Vietnam is currently trying to raise competitiveness and efficiency at state companies as economic growth slows after the Communist Party said in 2011 that unprofitable government-controlled firms had become "a burden." Prime Minister Nguyen Tan Dung approved a master plan to force the companies to focus on core businesses and accelerate public share sales.
"Such enterprises could be managed professionally with business incentives in mind," McKinsey said.
In Singapore, Temasek manages $169 billion in investments, and Khazanah’s net asset value reached $27 billion at the end of 2012. Both models allowed the state investment firms to introduce common corporate governance practices and impose higher management standards. They have successively sold shares in former state companies and then reinvested the proceeds outside their home countries.

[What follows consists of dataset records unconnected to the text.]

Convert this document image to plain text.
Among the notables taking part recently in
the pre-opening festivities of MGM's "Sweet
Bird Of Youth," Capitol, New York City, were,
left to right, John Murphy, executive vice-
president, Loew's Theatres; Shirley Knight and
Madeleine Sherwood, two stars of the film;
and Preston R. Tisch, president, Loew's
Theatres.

In Vietnam, the government has difficulty giving state-owned companies more independence because they often serve as vehicles for state policies and are not run according to business principles.
Vietnam has taken small steps to replicate entities like Temasek with its State Capital Investment Corp., which was formed in 2006 to manage government shareholdings and operates under the Ministry of Finance. However, due to the fragmented power structures the fund has not been very successful so far as it has difficulties to get assets.
Productivity in manufacturing and services must improve by 50 per cent for Vietnam’s economic growth to return to more than 6 per cent, McKinsey said, as the country cannot rely on the two other drivers of economic expansion alone, its cheap labour force and urbanisation for growth.
“Unless state-owned enterprises are not fundamentally changed, Vietnam will end up more at 4.5 to 5 per cent growth,” the consulter added.